Conversely, though Riga’s migrant policy is ahead of national policy, the limited experience of migration flow and the post-soviet context can make people slightly more wary of foreigners. While their levels of employment are very high, diversity in the labour market is comparatively low. How could two so different cities benefit from a knowledge exchange? Stick with us through Riga’s visit to Barcelona to find out.
As a healthy labour market can only be the result of collaboration between citizens, corporations and government, public-private partnerships are an obvious way of facilitating equitable employment opportunities. AMIC is one of many organisations working in such a partnership, the Service Centre for Immigrants, Emigrants and Refugees
Though 90% financed by the city, only SAIER’s director is a civil servant, the other 67, including three psychologists dealing with trauma, are provided by organisations such as the Associació d'Ajuda Mútua d'Immigrants a Catalunya
(AMIC), the Red Cross, and trade unions.
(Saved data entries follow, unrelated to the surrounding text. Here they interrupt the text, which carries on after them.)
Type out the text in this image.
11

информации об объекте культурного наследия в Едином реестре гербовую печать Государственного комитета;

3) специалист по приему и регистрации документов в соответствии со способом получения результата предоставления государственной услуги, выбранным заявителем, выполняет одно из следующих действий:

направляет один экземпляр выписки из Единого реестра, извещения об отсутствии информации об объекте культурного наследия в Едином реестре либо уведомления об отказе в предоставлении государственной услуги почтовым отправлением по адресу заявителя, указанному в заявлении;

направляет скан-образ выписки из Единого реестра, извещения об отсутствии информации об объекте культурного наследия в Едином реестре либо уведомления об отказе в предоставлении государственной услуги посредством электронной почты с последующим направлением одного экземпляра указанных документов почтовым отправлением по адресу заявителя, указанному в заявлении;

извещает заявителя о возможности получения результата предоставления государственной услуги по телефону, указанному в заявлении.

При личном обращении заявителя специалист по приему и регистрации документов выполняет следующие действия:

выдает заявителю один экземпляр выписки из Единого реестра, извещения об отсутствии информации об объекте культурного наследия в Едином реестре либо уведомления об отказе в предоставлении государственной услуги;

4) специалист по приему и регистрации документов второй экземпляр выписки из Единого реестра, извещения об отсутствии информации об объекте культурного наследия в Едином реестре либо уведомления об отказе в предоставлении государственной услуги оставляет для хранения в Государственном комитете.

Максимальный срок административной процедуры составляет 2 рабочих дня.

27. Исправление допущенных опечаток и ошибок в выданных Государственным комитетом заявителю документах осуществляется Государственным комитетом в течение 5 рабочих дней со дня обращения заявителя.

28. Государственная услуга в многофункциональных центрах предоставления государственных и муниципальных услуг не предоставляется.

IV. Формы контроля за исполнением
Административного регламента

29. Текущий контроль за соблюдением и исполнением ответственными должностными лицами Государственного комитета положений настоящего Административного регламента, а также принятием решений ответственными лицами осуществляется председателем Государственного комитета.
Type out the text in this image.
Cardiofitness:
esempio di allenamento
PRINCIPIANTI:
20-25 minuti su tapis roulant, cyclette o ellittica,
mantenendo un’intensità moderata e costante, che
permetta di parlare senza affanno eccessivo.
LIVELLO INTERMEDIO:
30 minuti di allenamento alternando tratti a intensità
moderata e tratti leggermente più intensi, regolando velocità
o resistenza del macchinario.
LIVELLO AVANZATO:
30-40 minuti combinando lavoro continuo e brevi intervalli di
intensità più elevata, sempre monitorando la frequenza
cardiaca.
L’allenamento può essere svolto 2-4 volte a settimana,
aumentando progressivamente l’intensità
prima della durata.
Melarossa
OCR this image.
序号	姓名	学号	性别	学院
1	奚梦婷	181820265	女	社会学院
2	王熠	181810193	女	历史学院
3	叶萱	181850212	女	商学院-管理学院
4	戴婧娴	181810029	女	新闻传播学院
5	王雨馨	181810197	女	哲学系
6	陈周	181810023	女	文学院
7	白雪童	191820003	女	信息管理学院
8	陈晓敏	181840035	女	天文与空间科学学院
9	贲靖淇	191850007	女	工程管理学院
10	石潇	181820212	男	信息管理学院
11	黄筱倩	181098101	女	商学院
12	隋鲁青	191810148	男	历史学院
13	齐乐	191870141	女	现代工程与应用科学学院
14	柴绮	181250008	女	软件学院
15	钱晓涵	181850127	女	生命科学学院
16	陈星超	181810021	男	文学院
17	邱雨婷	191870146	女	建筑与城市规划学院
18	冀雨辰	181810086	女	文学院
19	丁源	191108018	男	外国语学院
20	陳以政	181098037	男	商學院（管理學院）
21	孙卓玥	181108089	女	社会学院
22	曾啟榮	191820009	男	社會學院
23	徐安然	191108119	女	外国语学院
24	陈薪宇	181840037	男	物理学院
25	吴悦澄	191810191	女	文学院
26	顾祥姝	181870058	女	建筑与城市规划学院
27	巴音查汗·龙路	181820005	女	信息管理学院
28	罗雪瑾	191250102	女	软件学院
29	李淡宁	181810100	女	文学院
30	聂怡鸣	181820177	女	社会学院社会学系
At the front desk, staff with special intercultural training can tackle migrant’s cases using a wide variety of languages, increasingly necessary as the last five years have seen customer numbers rising from 11,800 to 18,000!
How do you train those migrants in need of greater skill specificity, and in what areas? Again, the input of employers is vital here, which is why another municipal agency, Barcelona Activa
, works in coordination with business associations, educational institutions and experts to design its vocational training. Unlike the previous two organisations, Barcelona Activa works not only with migrants, but with all residents of the municipality, with the aim of promoting policies that will foster employment while boosting diversity and solidarity.
One of us
Like Barcelona Activa, the city programme Labora
does not target migrants specifically, but embeds this element of its activities in a service available to all residents of Barcelona. The idea here is that all residents are treated as citizens, a strategy which helps to prevent ill feeling against migrants amongst the unemployed.
What did Riga, so differently situated, gain from touring and learning about these programmes? First and foremost, they were struck by the importance of involving pre-existing organisations and networks, tapping into capacities and resources already present locally. Getting in bed with entities already present on the ground would also be a step towards ascertaining both the volume and needs of the migrant population, data which serves as an essential foundation for concrete action.
After this, the centrality of training, requalification, and especially skill recognition to the success of any potential programme was taken deeply to heart. Riga saw that recognising the skills that migrants are ready to bring to the table is at the core of labour market integration.
Finally, Riga took on the importance of fostering IT skills and cross-departmental collaboration, two central areas which Barcelona has met with many challenges in implementing. Taking the Labora programme as a starting point, with its city-wide one stop shops, Riga will now tweak this model in order to suit their own context.